In [1]:
import pandas as pd
import joblib
import numpy as np
from pathlib import Path
from sklearn.metrics import roc_auc_score, confusion_matrix



In [2]:
# === Business score ===
def business_score(y_true, y_pred):
    cm = confusion_matrix(y_true, y_pred)
    fn = cm[1][0]
    fp = cm[0][1]
    return 10 * fn + fp



In [3]:
# === Préparation données ===
def load_data(csv_path):
    df = pd.read_csv(csv_path)
    X = df.drop(columns=["TARGET", "SK_ID_CURR"], errors="ignore")
    y = df["TARGET"]
    return X, y



In [9]:
# === Modèles à tester ===
model_dir = Path("src/models")
model_paths = list(model_dir.glob("*.pkl"))





In [10]:
print(model_paths)

[PosixPath('src/models/LightGBM_custom.pkl'), PosixPath('src/models/LightGBM_pipeline.pkl'), PosixPath('src/models/RandomForest_smote.pkl'), PosixPath('src/models/XGBoost_custom.pkl'), PosixPath('src/models/RandomForest_pipeline.pkl'), PosixPath('src/models/XGBoost_smote.pkl'), PosixPath('src/models/XGBoost_pipeline.pkl'), PosixPath('src/models/RandomForest_custom.pkl'), PosixPath('src/models/LightGBM_smote.pkl')]


In [11]:
# === Chargement datasets ===
X_train, y_train = load_data("data/processed/train_clean.csv")
X_test, y_test = load_data("data/processed/test_clean.csv")

results = []

In [13]:
# === Évaluation de chaque modèle ===
for model_path in model_paths:
    model = joblib.load(model_path)
    name = model_path.stem

    for dataset_name, X, y in [
        ("train", X_train, y_train),
        ("test", X_test, y_test)
    ]:
        proba = model.predict_proba(X)[:, 1]
        auc = roc_auc_score(y, proba)
        y_pred = (proba >= 0.5).astype(int)
        cost = business_score(y, y_pred)

        results.append({
            "Model": name,
            "Dataset": dataset_name,
            "AUC": auc,
            "Business_Cost": cost
        })



  return x.astype(dtype, copy=copy, casting=casting)

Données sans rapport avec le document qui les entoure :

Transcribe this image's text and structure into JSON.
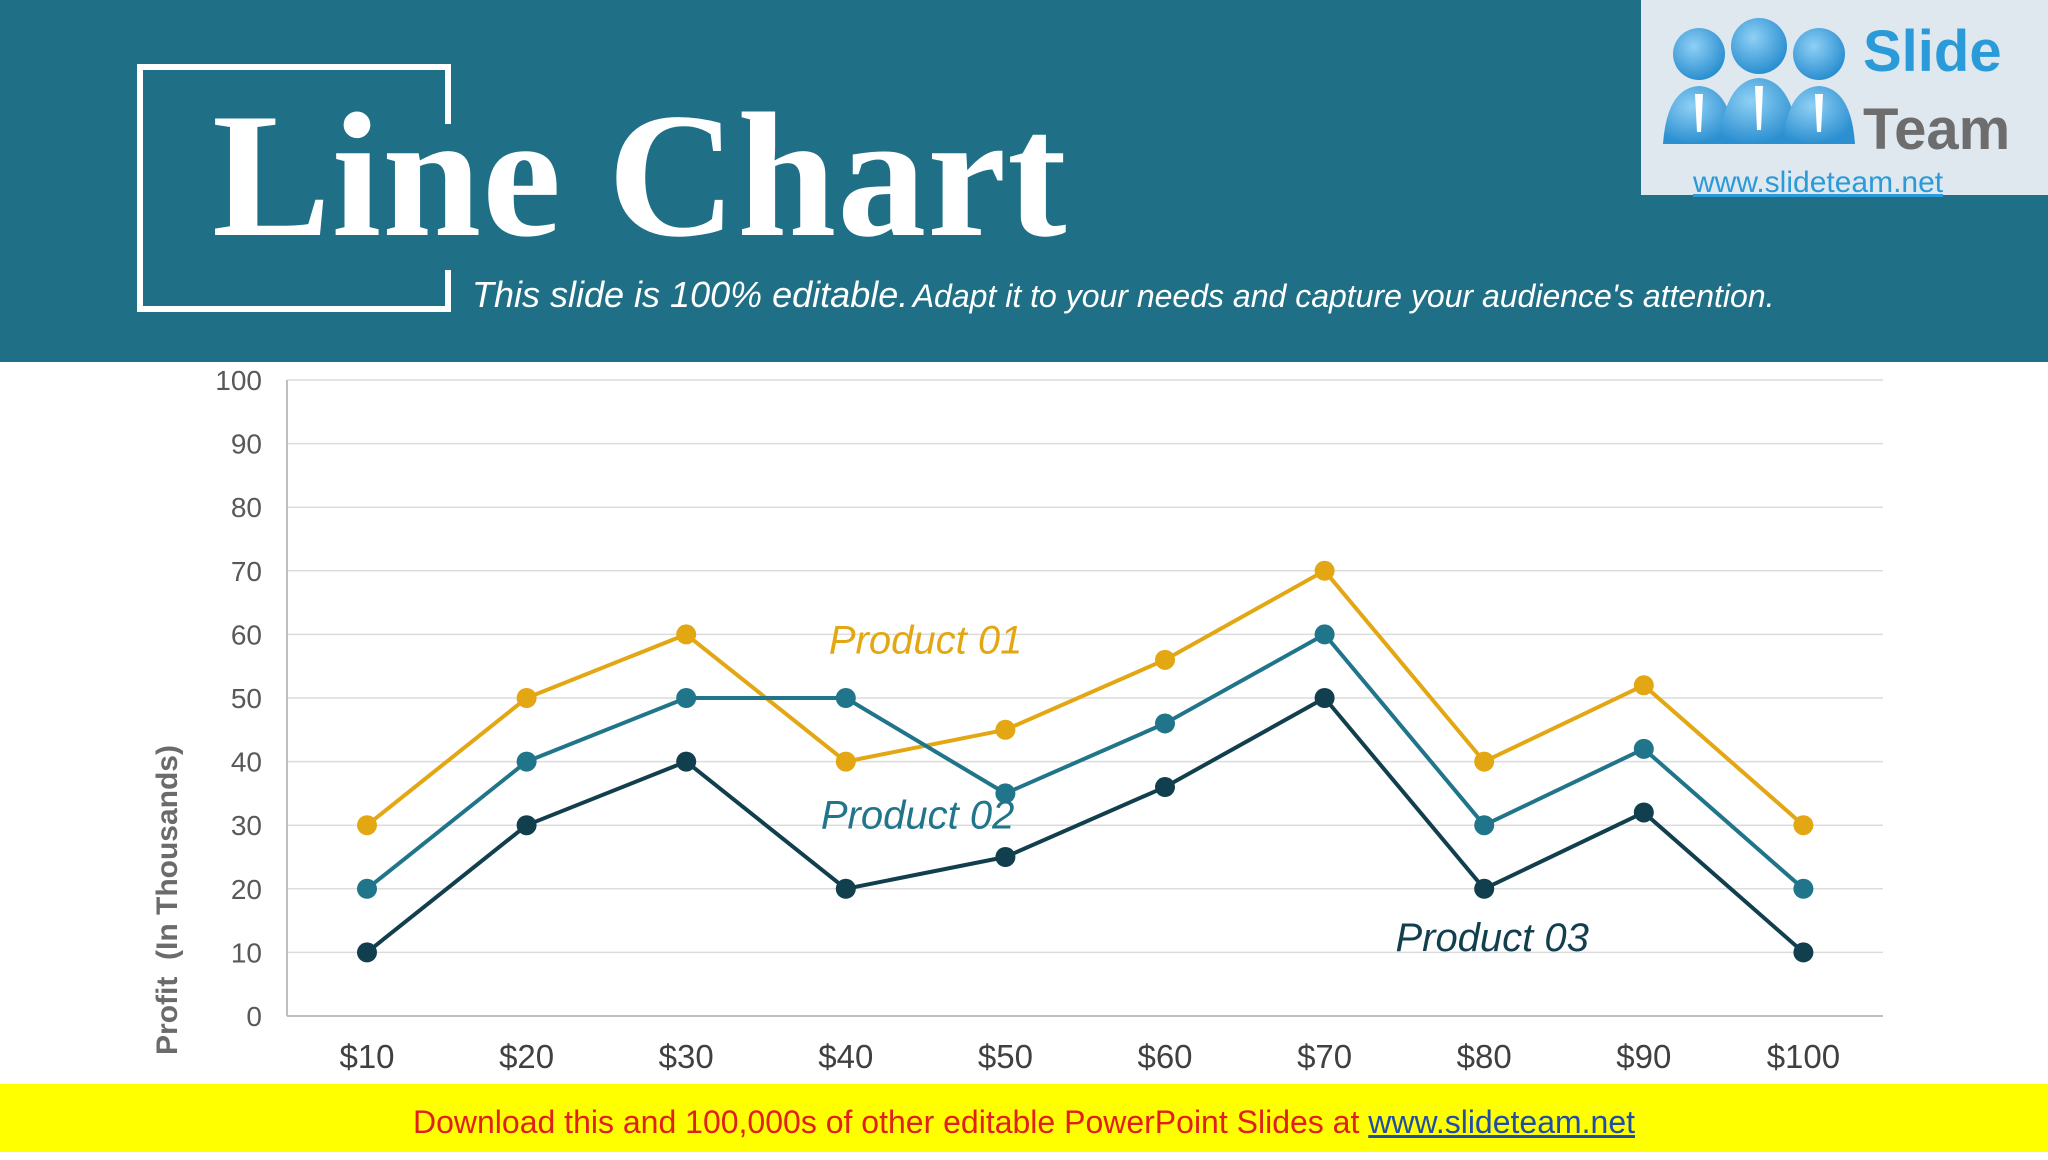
{
  "header": {
    "title": "Line Chart",
    "subtitle_part1": "This slide is 100% editable.",
    "subtitle_part2": "Adapt it to your needs and capture your audience's attention.",
    "background_color": "#1f7087"
  },
  "logo": {
    "brand_line1": "Slide",
    "brand_line2": "Team",
    "url": "www.slideteam.net",
    "icon": "three-people-icon"
  },
  "footer": {
    "text": "Download this and 100,000s of other editable PowerPoint Slides at",
    "link": "www.slideteam.net",
    "background_color": "#ffff00"
  },
  "chart_data": {
    "type": "line",
    "title": "",
    "xlabel": "",
    "ylabel": "Profit  (In Thousands)",
    "categories": [
      "$10",
      "$20",
      "$30",
      "$40",
      "$50",
      "$60",
      "$70",
      "$80",
      "$90",
      "$100"
    ],
    "ylim": [
      0,
      100
    ],
    "yticks": [
      0,
      10,
      20,
      30,
      40,
      50,
      60,
      70,
      80,
      90,
      100
    ],
    "grid": true,
    "legend": "inline labels",
    "series": [
      {
        "name": "Product 01",
        "color": "#e2a713",
        "values": [
          30,
          50,
          60,
          40,
          45,
          56,
          70,
          40,
          52,
          30
        ]
      },
      {
        "name": "Product 02",
        "color": "#21758a",
        "values": [
          20,
          40,
          50,
          50,
          35,
          46,
          60,
          30,
          42,
          20
        ]
      },
      {
        "name": "Product 03",
        "color": "#123f4e",
        "values": [
          10,
          30,
          40,
          20,
          25,
          36,
          50,
          20,
          32,
          10
        ]
      }
    ]
  }
}
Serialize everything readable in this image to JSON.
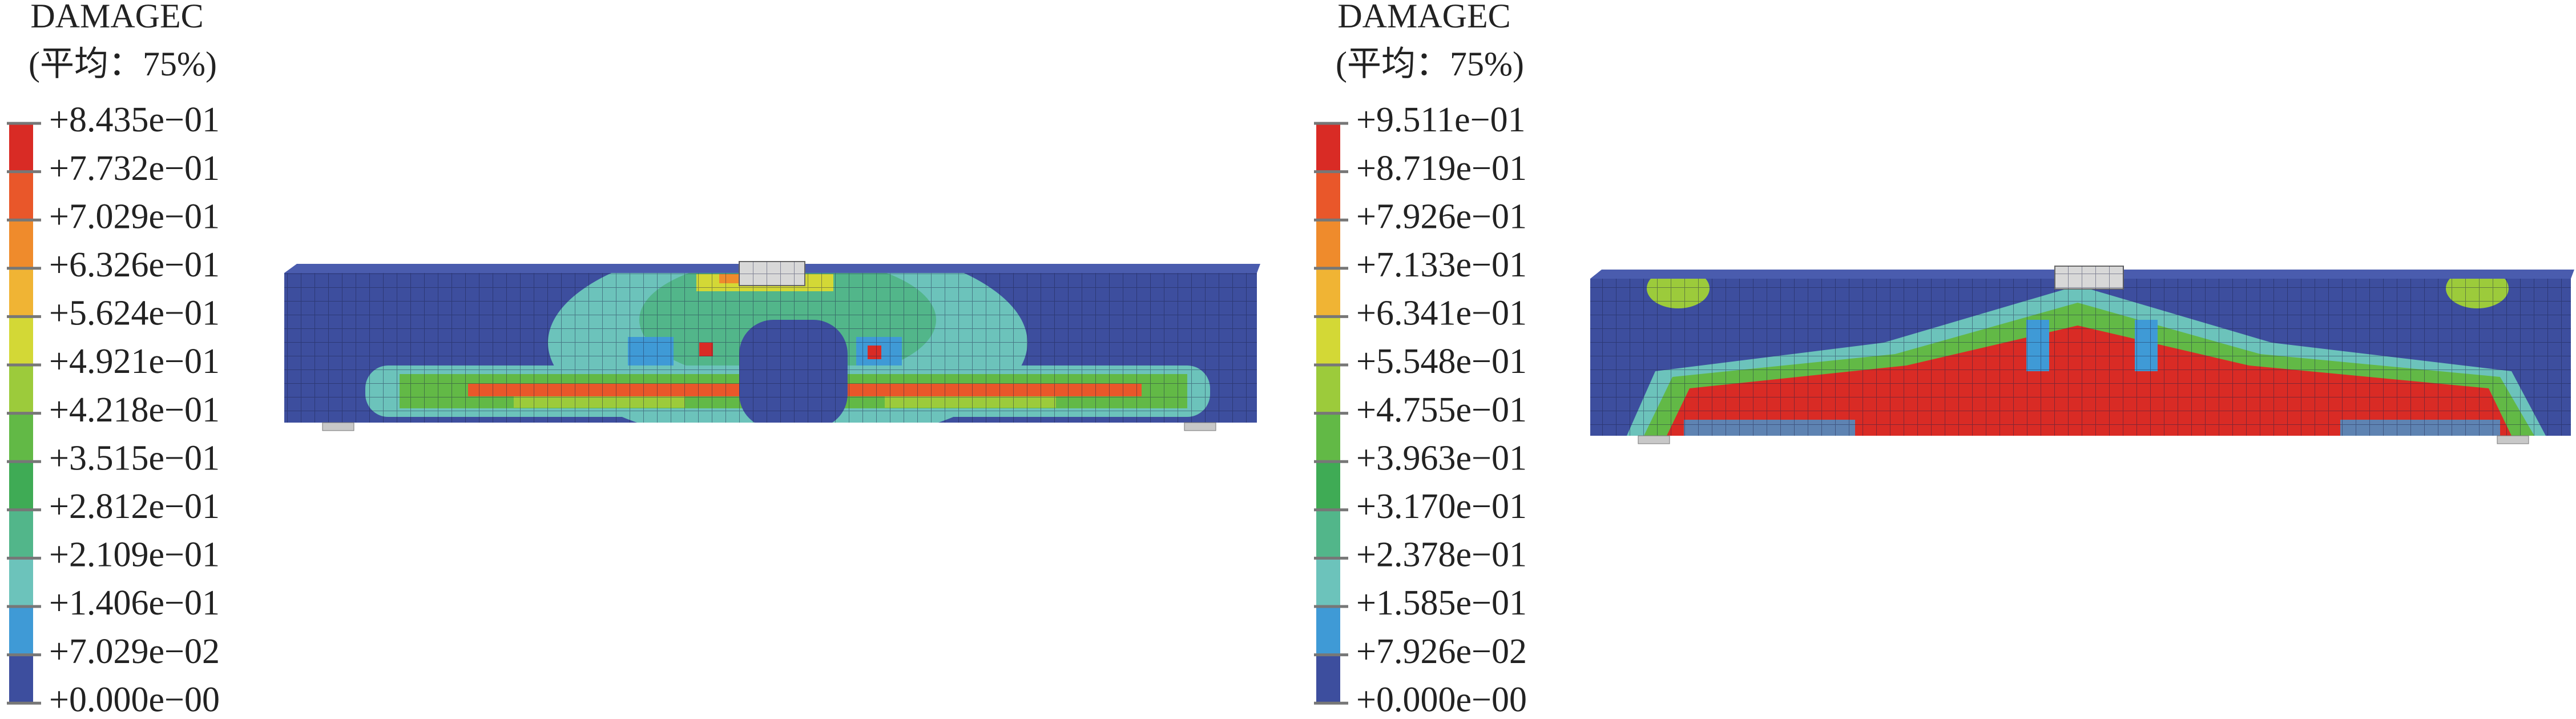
{
  "panels": [
    {
      "title": "DAMAGEC",
      "subtitle": "(平均：75%)",
      "labels": [
        "+8.435e−01",
        "+7.732e−01",
        "+7.029e−01",
        "+6.326e−01",
        "+5.624e−01",
        "+4.921e−01",
        "+4.218e−01",
        "+3.515e−01",
        "+2.812e−01",
        "+2.109e−01",
        "+1.406e−01",
        "+7.029e−02",
        "+0.000e−00"
      ]
    },
    {
      "title": "DAMAGEC",
      "subtitle": "(平均：75%)",
      "labels": [
        "+9.511e−01",
        "+8.719e−01",
        "+7.926e−01",
        "+7.133e−01",
        "+6.341e−01",
        "+5.548e−01",
        "+4.755e−01",
        "+3.963e−01",
        "+3.170e−01",
        "+2.378e−01",
        "+1.585e−01",
        "+7.926e−02",
        "+0.000e−00"
      ]
    }
  ]
}
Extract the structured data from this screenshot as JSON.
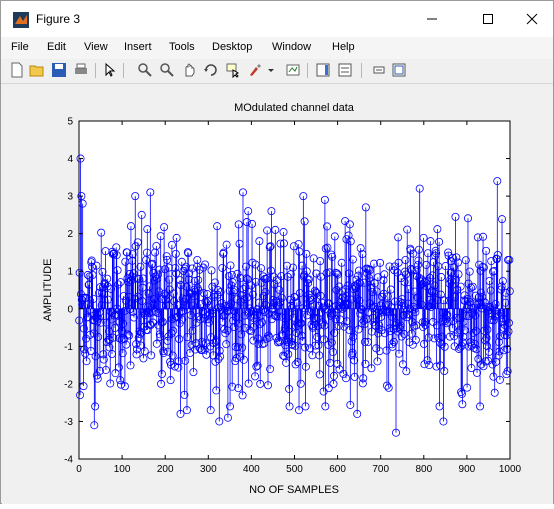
{
  "window": {
    "title": "Figure 3"
  },
  "menu": [
    "File",
    "Edit",
    "View",
    "Insert",
    "Tools",
    "Desktop",
    "Window",
    "Help"
  ],
  "toolbar_icons": [
    "new-figure-icon",
    "open-file-icon",
    "save-icon",
    "print-icon",
    "pointer-icon",
    "zoom-in-icon",
    "zoom-out-icon",
    "pan-icon",
    "rotate-3d-icon",
    "data-cursor-icon",
    "brush-icon",
    "link-plot-icon",
    "colorbar-icon",
    "legend-icon",
    "hide-plot-tools-icon",
    "show-plot-tools-icon"
  ],
  "colors": {
    "series": "#0000ff",
    "axes_bg": "#ffffff",
    "figure_bg": "#f0f0f0"
  },
  "chart_data": {
    "type": "stem",
    "title": "MOdulated channel data",
    "xlabel": "NO OF SAMPLES",
    "ylabel": "AMPLITUDE",
    "xlim": [
      0,
      1000
    ],
    "ylim": [
      -4,
      5
    ],
    "xticks": [
      "0",
      "100",
      "200",
      "300",
      "400",
      "500",
      "600",
      "700",
      "800",
      "900",
      "1000"
    ],
    "yticks": [
      "-4",
      "-3",
      "-2",
      "-1",
      "0",
      "1",
      "2",
      "3",
      "4",
      "5"
    ],
    "marker": "open circle",
    "samples": 1000,
    "highlight_points": [
      {
        "x": 2,
        "y": -2.3
      },
      {
        "x": 3,
        "y": 4.0
      },
      {
        "x": 5,
        "y": 3.0
      },
      {
        "x": 8,
        "y": 2.8
      },
      {
        "x": 35,
        "y": -3.1
      },
      {
        "x": 95,
        "y": -1.9
      },
      {
        "x": 120,
        "y": 2.2
      },
      {
        "x": 130,
        "y": 3.0
      },
      {
        "x": 165,
        "y": 3.1
      },
      {
        "x": 190,
        "y": -2.0
      },
      {
        "x": 215,
        "y": 1.7
      },
      {
        "x": 235,
        "y": -2.8
      },
      {
        "x": 250,
        "y": -2.7
      },
      {
        "x": 305,
        "y": -2.7
      },
      {
        "x": 320,
        "y": 2.2
      },
      {
        "x": 325,
        "y": -3.0
      },
      {
        "x": 345,
        "y": -2.9
      },
      {
        "x": 380,
        "y": 3.1
      },
      {
        "x": 420,
        "y": -2.0
      },
      {
        "x": 455,
        "y": 2.1
      },
      {
        "x": 510,
        "y": -2.7
      },
      {
        "x": 520,
        "y": 3.0
      },
      {
        "x": 570,
        "y": 2.9
      },
      {
        "x": 590,
        "y": -2.0
      },
      {
        "x": 645,
        "y": -2.8
      },
      {
        "x": 665,
        "y": 2.7
      },
      {
        "x": 735,
        "y": -3.3
      },
      {
        "x": 740,
        "y": 1.9
      },
      {
        "x": 790,
        "y": 3.2
      },
      {
        "x": 815,
        "y": 1.8
      },
      {
        "x": 845,
        "y": -3.0
      },
      {
        "x": 900,
        "y": -2.1
      },
      {
        "x": 925,
        "y": 1.9
      },
      {
        "x": 970,
        "y": 3.4
      },
      {
        "x": 995,
        "y": 1.3
      }
    ]
  }
}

ValueError: Input y_true contains NaN.

In [None]:
# === Résultats ===
df_results = pd.DataFrame(results)
print("\n📊 Comparatif des performances :")
print(df_results.pivot(index="Model", columns="Dataset", values=["AUC", "Business_Cost"]))


In [None]:
# === Meilleur modèle selon test set ===
best_model = df_results[df_results["Dataset"] == "test"].sort_values("Business_Cost").iloc[0]
print(f"\n🏆 Meilleur modèle : {best_model['Model']} | AUC: {best_model['AUC']:.4f} | Coût: {best_model['Business_Cost']}")